TORONTO, ONTARIO – (NEX: AII) Simberi Gold Corporation (formerly Alive International Inc.) (the "Corporation") is pleased to announce the completion of its previously announced reorganization into a junior mining company. At the special meetings of shareholders of the Corporation and 2034879 Ontario Limited ("Newco") held in Toronto on March 10, 2004 all items of business in respect of the previously announced amalgamation and related matters (the "RTO Transaction") (as described in the Joint Management Proxy and Information Circular dated February 9, 2004 (available at www.sedar.com) and as described in the Corporation's press release dated January 15, 2003) were considered and unanimously approved by the Corporation's and Newco shareholders, as applicable.

In connection with the RTO Transaction the Corporation changed its name to “Simberi Gold Corporation” and issued an aggregate of 60,000,000 common shares to holders of common shares and Class A Special Shares of Newco, an aggregate of 20,000,000 common share purchase warrants (the “Purchase Warrants”) to holders of Class A Special Share purchase warrants of Newco, and an aggregate of 2,000,000 compensation options (the “Compensation Options”) to holders of compensation options of Newco. Each Purchase Warrant entitles the holder thereof to acquire, at any time until December 8, 2005, one common share at an exercise price of $0.40 per share. Each Compensation Option entitles the holder thereof to acquire, at any time until December 8, 2005, one common share and one Purchase Warrant at an exercise price of $0.25 per Compensation Option. Pursuant to the RTO Transaction the Corporation also successfully acquired all of the shares of Novaking Pty Ltd. ("Novaking") in exchange for the issue of 16,000,000 of the Corporation's common shares. The Corporation now has an aggregate of 93,881,831 common shares issued and outstanding (121,436,831 fullydiluted). A finder’s fee at 2,000,000 shares of the Corporation was paid to Tory, Ryan & Co. Inc. in connection with the RTO Transaction.

The Corporation has graduated from the NEX Exchange to Tier 2 of the TSX Venture Exchange. The Corporation's common shares are scheduled to begin trading on Tier 2 of TSX Venture Exchange under the stock symbol SAU on April 14, 2004. Kingsdale Capital Markets Inc. acted as the Corporation's Sponsor in accordance with Exchange policies in connection to the RTO Transaction.

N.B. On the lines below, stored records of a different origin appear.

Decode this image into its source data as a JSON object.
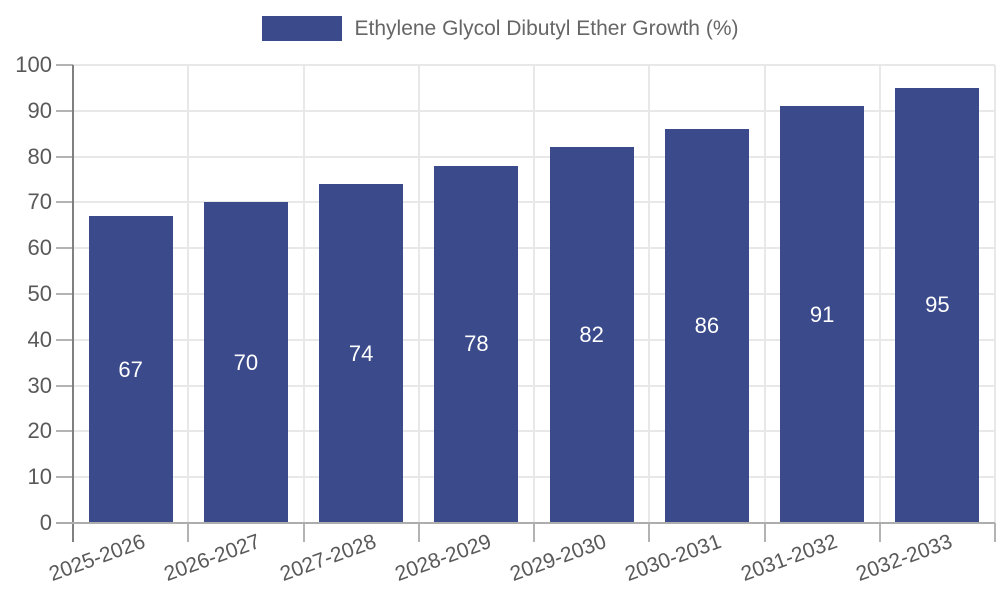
{
  "chart_data": {
    "type": "bar",
    "title": "Ethylene Glycol Dibutyl Ether Growth (%)",
    "categories": [
      "2025-2026",
      "2026-2027",
      "2027-2028",
      "2028-2029",
      "2029-2030",
      "2030-2031",
      "2031-2032",
      "2032-2033"
    ],
    "values": [
      67,
      70,
      74,
      78,
      82,
      86,
      91,
      95
    ],
    "xlabel": "",
    "ylabel": "",
    "ylim": [
      0,
      100
    ],
    "yticks": [
      0,
      10,
      20,
      30,
      40,
      50,
      60,
      70,
      80,
      90,
      100
    ],
    "grid": true,
    "legend_position": "top-center",
    "bar_color": "#3A4A8B",
    "value_label_color": "#FFFFFF",
    "show_value_labels": true
  },
  "legend": {
    "label": "Ethylene Glycol Dibutyl Ether Growth (%)",
    "swatch_color": "#3A4A8B"
  },
  "colors": {
    "grid": "#E8E8E8",
    "axis_y": "#808080",
    "axis_x": "#ADADAD",
    "tick": "#B3B3B3",
    "tick_label": "#595959",
    "legend_text": "#666666",
    "background": "#FFFFFF"
  }
}
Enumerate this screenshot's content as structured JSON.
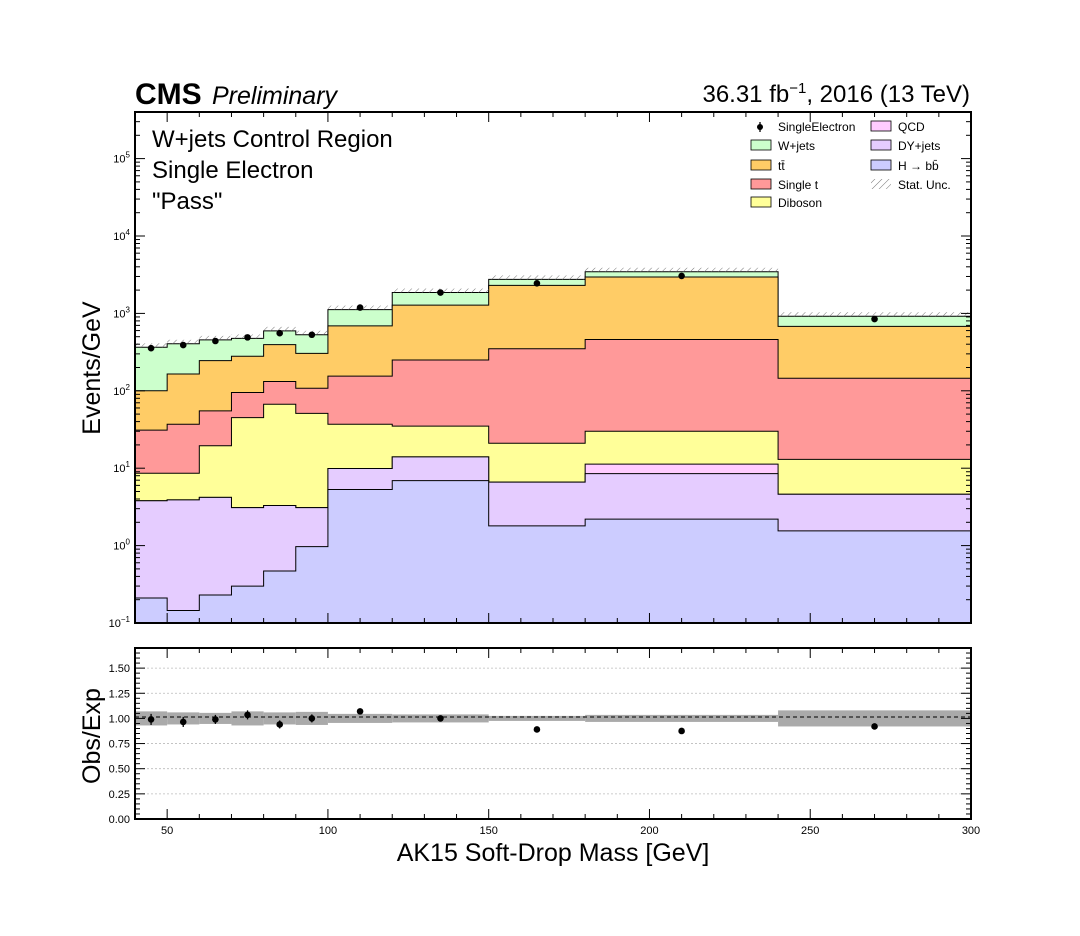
{
  "header": {
    "experiment": "CMS",
    "status": "Preliminary",
    "lumi_value": "36.31 fb",
    "lumi_exp": "−1",
    "lumi_tail": ", 2016 (13 TeV)"
  },
  "region_labels": [
    "W+jets Control Region",
    "Single Electron",
    "\"Pass\""
  ],
  "chart_data": [
    {
      "type": "stacked-histogram",
      "ylabel": "Events/GeV",
      "yscale": "log",
      "ylim": [
        0.1,
        400000
      ],
      "xlim": [
        40,
        300
      ],
      "x_edges": [
        40,
        50,
        60,
        70,
        80,
        90,
        100,
        120,
        150,
        180,
        240,
        300
      ],
      "y_tick_labels": [
        {
          "exp": "−1",
          "value": 0.1
        },
        {
          "exp": "0",
          "value": 1
        },
        {
          "exp": "1",
          "value": 10
        },
        {
          "exp": "2",
          "value": 100
        },
        {
          "exp": "3",
          "value": 1000
        },
        {
          "exp": "4",
          "value": 10000
        },
        {
          "exp": "5",
          "value": 100000
        }
      ],
      "stack_order_bottom_to_top": [
        "H → bb̄",
        "DY+jets",
        "QCD",
        "Diboson",
        "Single t",
        "tt̄",
        "W+jets"
      ],
      "cumulative_tops": [
        {
          "name": "H → bb̄",
          "color": "#ccccff",
          "values": [
            0.21,
            0.145,
            0.23,
            0.3,
            0.47,
            0.97,
            5.3,
            6.9,
            1.8,
            2.2,
            1.55
          ]
        },
        {
          "name": "DY+jets",
          "color": "#e5ccff",
          "values": [
            3.8,
            3.9,
            4.2,
            3.1,
            3.3,
            3.1,
            9.9,
            14.0,
            6.6,
            8.5,
            4.6
          ]
        },
        {
          "name": "QCD",
          "color": "#ffccff",
          "values": [
            3.8,
            3.9,
            4.2,
            3.1,
            3.3,
            3.1,
            9.9,
            14.0,
            6.6,
            11.3,
            4.6
          ]
        },
        {
          "name": "Diboson",
          "color": "#ffff99",
          "values": [
            8.6,
            8.6,
            19.5,
            45.0,
            67.0,
            51.0,
            37.0,
            35.0,
            21.0,
            30.0,
            13.0
          ]
        },
        {
          "name": "Single t",
          "color": "#ff9999",
          "values": [
            31.0,
            37.0,
            55.0,
            95.0,
            132.0,
            108.0,
            155.0,
            250.0,
            350.0,
            460.0,
            145.0
          ]
        },
        {
          "name": "tt̄",
          "color": "#ffcc66",
          "values": [
            100.0,
            165.0,
            245.0,
            280.0,
            395.0,
            305.0,
            690.0,
            1280.0,
            2300.0,
            2950.0,
            680.0
          ]
        },
        {
          "name": "W+jets",
          "color": "#ccffcc",
          "values": [
            365.0,
            405.0,
            455.0,
            475.0,
            595.0,
            530.0,
            1120.0,
            1860.0,
            2750.0,
            3450.0,
            920.0
          ]
        }
      ],
      "data_points": {
        "name": "SingleElectron",
        "x": [
          45,
          55,
          65,
          75,
          85,
          95,
          110,
          135,
          165,
          210,
          270
        ],
        "y": [
          355,
          390,
          440,
          490,
          555,
          530,
          1190,
          1860,
          2450,
          3050,
          845
        ]
      },
      "uncertainty_label": "Stat. Unc."
    },
    {
      "type": "ratio",
      "xlabel": "AK15 Soft-Drop Mass [GeV]",
      "ylabel": "Obs/Exp",
      "xlim": [
        40,
        300
      ],
      "ylim": [
        0.0,
        1.7
      ],
      "x_ticks": [
        "50",
        "100",
        "150",
        "200",
        "250",
        "300"
      ],
      "x_tick_values": [
        50,
        100,
        150,
        200,
        250,
        300
      ],
      "y_ticks": [
        "0.00",
        "0.25",
        "0.50",
        "0.75",
        "1.00",
        "1.25",
        "1.50"
      ],
      "y_tick_values": [
        0.0,
        0.25,
        0.5,
        0.75,
        1.0,
        1.25,
        1.5
      ],
      "ratio_points": {
        "x": [
          45,
          55,
          65,
          75,
          85,
          95,
          110,
          135,
          165,
          210,
          270
        ],
        "y": [
          0.99,
          0.965,
          0.99,
          1.035,
          0.94,
          1.0,
          1.07,
          1.0,
          0.89,
          0.875,
          0.92
        ],
        "err": [
          0.055,
          0.05,
          0.045,
          0.045,
          0.04,
          0.04,
          0.03,
          0.025,
          0.02,
          0.02,
          0.03
        ]
      },
      "stat_band_halfwidth": [
        0.07,
        0.06,
        0.055,
        0.07,
        0.06,
        0.065,
        0.045,
        0.04,
        0.025,
        0.035,
        0.08
      ]
    }
  ],
  "legend": [
    {
      "label": "SingleElectron",
      "style": "marker",
      "color": "#000000"
    },
    {
      "label": "QCD",
      "style": "box",
      "color": "#ffccff"
    },
    {
      "label": "W+jets",
      "style": "box",
      "color": "#ccffcc"
    },
    {
      "label": "DY+jets",
      "style": "box",
      "color": "#e5ccff"
    },
    {
      "label": "tt̄",
      "style": "box",
      "color": "#ffcc66"
    },
    {
      "label": "H → bb̄",
      "style": "box",
      "color": "#ccccff"
    },
    {
      "label": "Single t",
      "style": "box",
      "color": "#ff9999"
    },
    {
      "label": "Stat. Unc.",
      "style": "hatch",
      "color": "#888888"
    },
    {
      "label": "Diboson",
      "style": "box",
      "color": "#ffff99"
    }
  ]
}
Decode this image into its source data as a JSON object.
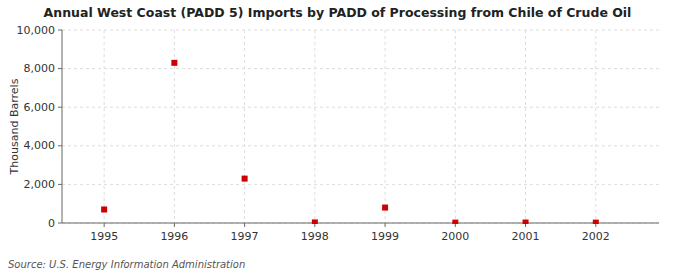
{
  "chart_data": {
    "type": "scatter",
    "title": "Annual West Coast (PADD 5) Imports by PADD of Processing from Chile of Crude Oil",
    "y_label": "Thousand Barrels",
    "annotations": [
      "Source: U.S. Energy Information Administration"
    ],
    "x": [
      1995,
      1996,
      1997,
      1998,
      1999,
      2000,
      2001,
      2002
    ],
    "values": [
      700,
      8300,
      2300,
      30,
      800,
      20,
      25,
      20
    ],
    "color": "#cc0000",
    "marker": "square",
    "xlim": [
      1994.4,
      2002.9
    ],
    "ylim": [
      0,
      10000
    ],
    "xticks": [
      1995,
      1996,
      1997,
      1998,
      1999,
      2000,
      2001,
      2002
    ],
    "yticks": [
      0,
      {
        "value": 2000,
        "label": "2,000"
      },
      {
        "value": 4000,
        "label": "4,000"
      },
      {
        "value": 6000,
        "label": "6,000"
      },
      {
        "value": 8000,
        "label": "8,000"
      },
      {
        "value": 10000,
        "label": "10,000"
      }
    ],
    "grid": true
  }
}
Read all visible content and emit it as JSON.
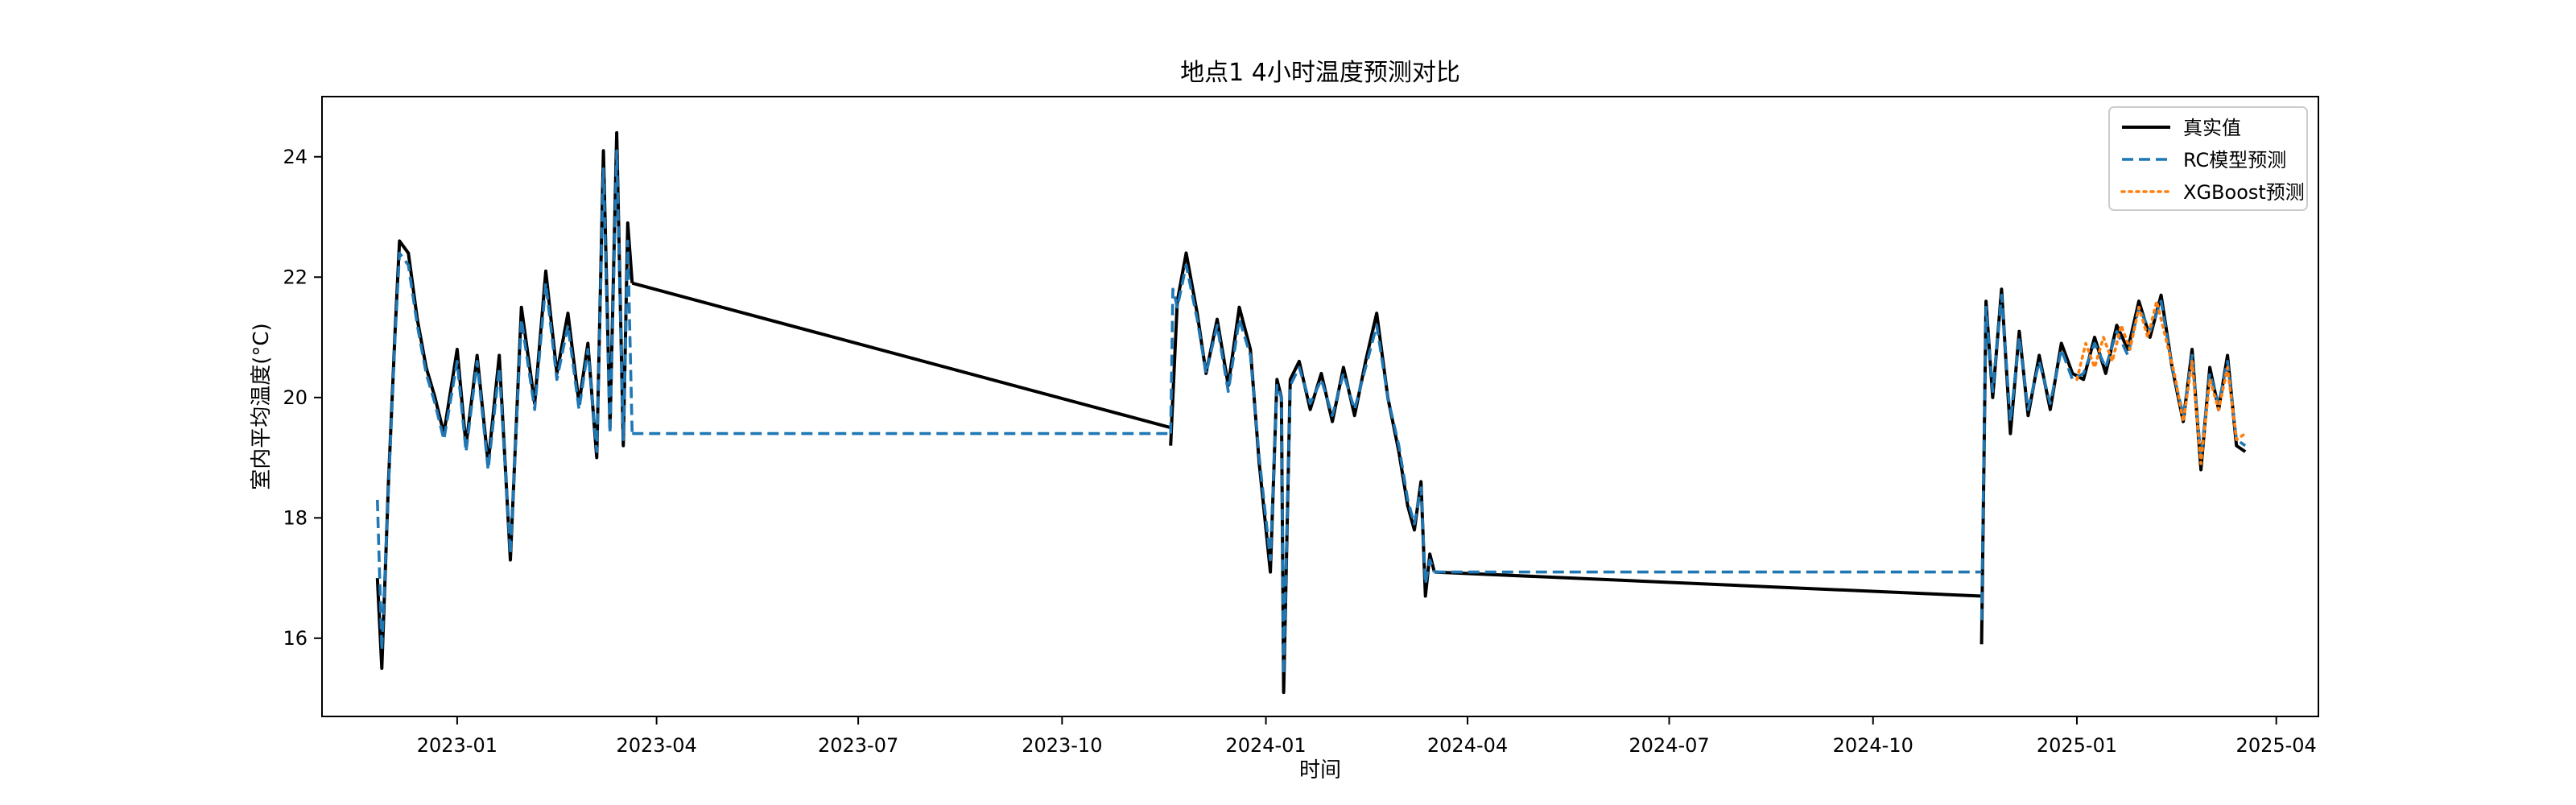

For further information, please contact Jim Voisin at 1-519-699-9261 or 1-519-580-6774. This press release includes certain "Forward-Looking Statements" within the meaning of the US Private Securities Reform Act of 1995. Other than statements of historical fact, all statements are "Forward-Looking Statements" that involve such various known and unknown risks, uncertainties and other factors. There can be no assurance that such statements will prove accurate. Results and future events could differ materially from those anticipated in such statements. Readers of this press release are cautioned not to place undue reliance on these "Forward-Looking Statements". All dollar amounts are Canadian dollars unless otherwise noted. The TSX Venture Exchange Inc. has neither approved nor disapproved the information herein contained.